The Colstrip Steam Electric Station, a coal-fired power plant in Colstrip, Montana, in April 2010. It is Montanaâ
A new poll released on Monday shows widespread public support for Barack Obama’s controversial carbon emissions reduction regulations proposed on June 2.
The poll, conducted by Hart Research Associates and Public Opinion Strategies for NBC News and the Wall Street Journal, found that 57% of Americans approve of a proposal that would require companies to cut greenhouse gas emissions that cause global warming, even if that proposal would increase their utility bills.
The poll also found that a majority of the public — 61% — believe that there is at least enough evidence showing that global climate change is a serious enough problem to warrant taking action (this is up from 54% in 2009). The poll included 1,000 American adults and has a margin of error of 3.1%.
On June 2, the Obama administration issued draft regulations that would mandate cuts to carbon dioxide emissions from existing power plants by 30% below 2005 levels by 2020. The proposed rules, which would be implemented using the administration's authorities under the Clean Air Act, would give states flexibility in how they would achieve these reductions at the lowest possible cost, from joining carbon trading systems with other states to investing in renewable energy sources.
The poll found that a majority of Americans support the proposal, despite the Republican Party’s denunciation of the plan as part of a “war on coal” that would have devastating economic consequences.
In addition, the poll found that 67% of respondents somewhat to strongly support the EPA policy, compared to 29% who somewhat to strongly oppose it.
The poll comes on a day when four former Republican administrators of the EPA testified in favor of the regulations before the Senate Subcommittee on Clean Air and Nuclear Safety. Speaking to reporters before the hearing, the former officials lamented the polarization that has taken place between the parties on climate change, and said that Republicans will only start supporting taking action on climate change once the public demands it.
“When all of these enviro issues have been dealt with successfully in the past it’s when there’s strong public support for action,” said William Ruckleshaus, who served as the first-ever EPA administrator when Richard Nixon established the agency in 1970. “If there’s demand for action, there will be action.”

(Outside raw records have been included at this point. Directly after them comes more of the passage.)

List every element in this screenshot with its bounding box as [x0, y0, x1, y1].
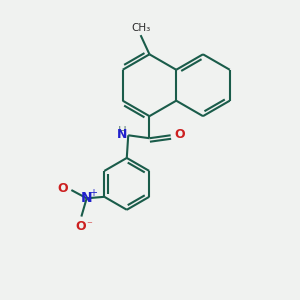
- Text: O: O: [174, 128, 185, 141]
- Text: N: N: [81, 191, 92, 205]
- Text: N: N: [117, 128, 128, 141]
- Text: O: O: [57, 182, 68, 195]
- Text: +: +: [88, 188, 97, 198]
- Text: O: O: [76, 220, 86, 233]
- Text: CH₃: CH₃: [131, 23, 150, 33]
- Text: H: H: [117, 125, 126, 138]
- Text: ⁻: ⁻: [87, 220, 92, 230]
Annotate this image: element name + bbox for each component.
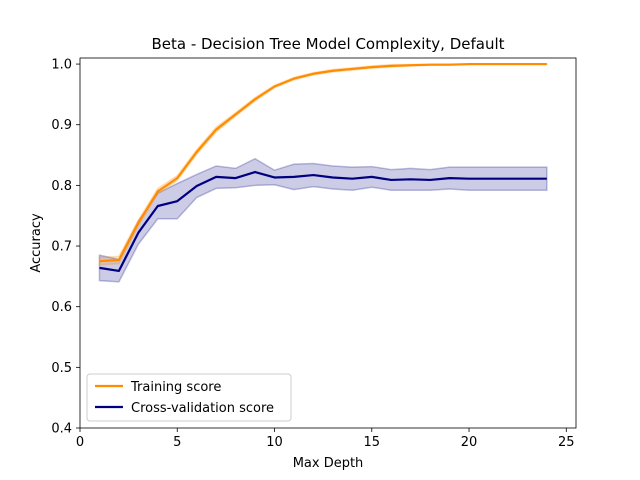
y-tick-label: 0.6 xyxy=(51,300,72,315)
legend-label-training: Training score xyxy=(130,380,221,395)
x-axis: 0 5 10 15 20 25 xyxy=(76,428,575,450)
y-axis: 0.4 0.5 0.6 0.7 0.8 0.9 1.0 xyxy=(51,58,80,437)
x-tick-label: 10 xyxy=(266,435,283,450)
y-tick-label: 0.4 xyxy=(51,422,72,437)
band-cross-validation xyxy=(98,157,548,283)
confidence-bands xyxy=(98,63,548,283)
x-tick-label: 20 xyxy=(461,435,478,450)
x-tick-label: 0 xyxy=(76,435,84,450)
legend-label-cross-validation: Cross-validation score xyxy=(131,401,274,416)
legend: Training score Cross-validation score xyxy=(86,373,292,422)
series-lines xyxy=(99,62,547,272)
series-line-training xyxy=(99,62,547,263)
x-tick-label: 5 xyxy=(173,435,181,450)
chart-title: Beta - Decision Tree Model Complexity, D… xyxy=(151,35,504,53)
y-tick-label: 0.8 xyxy=(51,179,72,194)
plot-area-frame xyxy=(79,57,577,429)
legend-frame xyxy=(86,373,292,422)
x-tick-label: 15 xyxy=(363,435,380,450)
y-tick-label: 1.0 xyxy=(51,58,72,73)
y-axis-label: Accuracy xyxy=(29,213,44,273)
series-line-cross-validation xyxy=(99,170,547,272)
x-tick-label: 25 xyxy=(558,435,575,450)
y-tick-label: 0.9 xyxy=(51,118,72,133)
y-tick-label: 0.7 xyxy=(51,240,72,255)
x-axis-label: Max Depth xyxy=(293,456,364,471)
y-tick-label: 0.5 xyxy=(51,361,72,376)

William K. Reilly, who served as EPA administrator under President George H.W. Bush, said President Obama’s recent criticism of Republican lawmakers as “climate deniers” probably won’t help or hurt public support for the regulations, because the public is already on board with the need to take action.
“I don’t think the politics of it was uppermost in his mind,” Reilly said, referring to a fiery speech Obama delivered at the University of California at Irvine on June 14. “I think he is pleasantly surprised that the country has come to support” his actions, Reilly said.
Christine Todd Whitman, George W. Bush’s first EPA chief, said she knows of several Republicans who do believe the climate is changing in part due to human activities, but they need “political cover” in order to support policy proposals.
While the former officials said they hoped to encourage some bipartisan cooperation on the climate issue, it became immediately just minutes into the hearing that this is not going to happen anytime soon.
Once the hearing began, which was on the “need to act” to address climate change, Republican senators pounced on the Obama administration’s actions as a “federal takeover of the electricity system” and a “disaster” for the country that would have “no environmental benefits.” Democrats, meanwhile, hailed the proposal as a commonsense step toward addressing a major environmental problem.
The former EPA officials took in the spectacle from the witness table, like relics from a distant past in which lawmakers reached across party lines on issues like clean air and water.